I have a rant brewing about the Bush administration's attempts to award itself the rights of a military dictatorship, as well as other recent revelations, but I'm feeling too demoralized to tap it all out on the keyboard right now. I'm also a little tired after having done battle against poison ivy all morning.

Every time my face itches now I'm convinced it's a poison ivy rash. The pestilent weed creeps into my yard over, under and through the fence from my neighbor's yard. This is the neighbor who is dead, so there's no one minding his yard. His son Howard drops by now and then and plans to sell the house, but right now it's just in unoccupied limbo. Even when it was occupied no one minded the yard, so the poison ivy has become quite well established and every spring it launches an invasion into my yard as well. So after pulling all the bits from my side of the fence, I went over to attack it on its home turf. I wore long pants, long sleeves and gloves, but I could never be sure that the evildoing weed hadn't just brushed against my face or taken advantage of the occasional gaps between the end of my sleeves and the top of my gloves.
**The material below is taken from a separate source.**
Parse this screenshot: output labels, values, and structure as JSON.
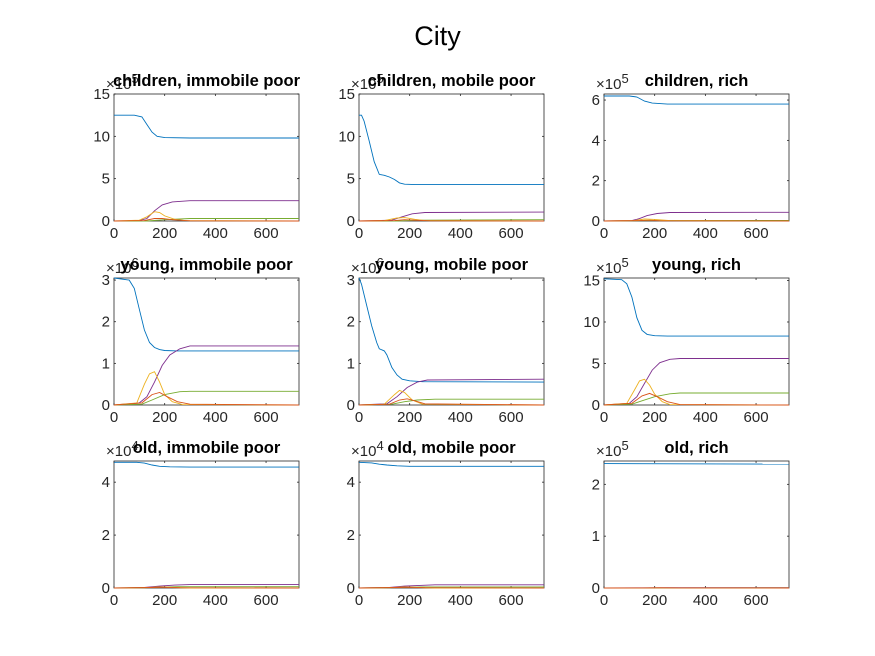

I had to take out a lot of innocent civilian vegetation to get to the enemy. There were wisteria vines (which I really like so it broke my heart to have to hack it away), climbing roses, English ivy, miscellaneous viney things, common privet and a few other woody shrubs, all intertwined with the poison ivy. I kept saying to myself "I have to destroy the village in order to save it." It's actually a little true--I want the poison ivy gone, and I may actually resort to chemicals to do it, even though that goes against my whole organic approach to the garden thing. Roundup and its ilk takes out the civilians along with the combatants, so the lovely wisteria would become the ex-wisteria. My hacking may have been beneficial, however, because everything was in need of a good pruning.

At any rate, it was impossible to get it all, and if you leave even a tiny rhizome it will come back. So I'm sure I'll be back on the battlefield by summer's end.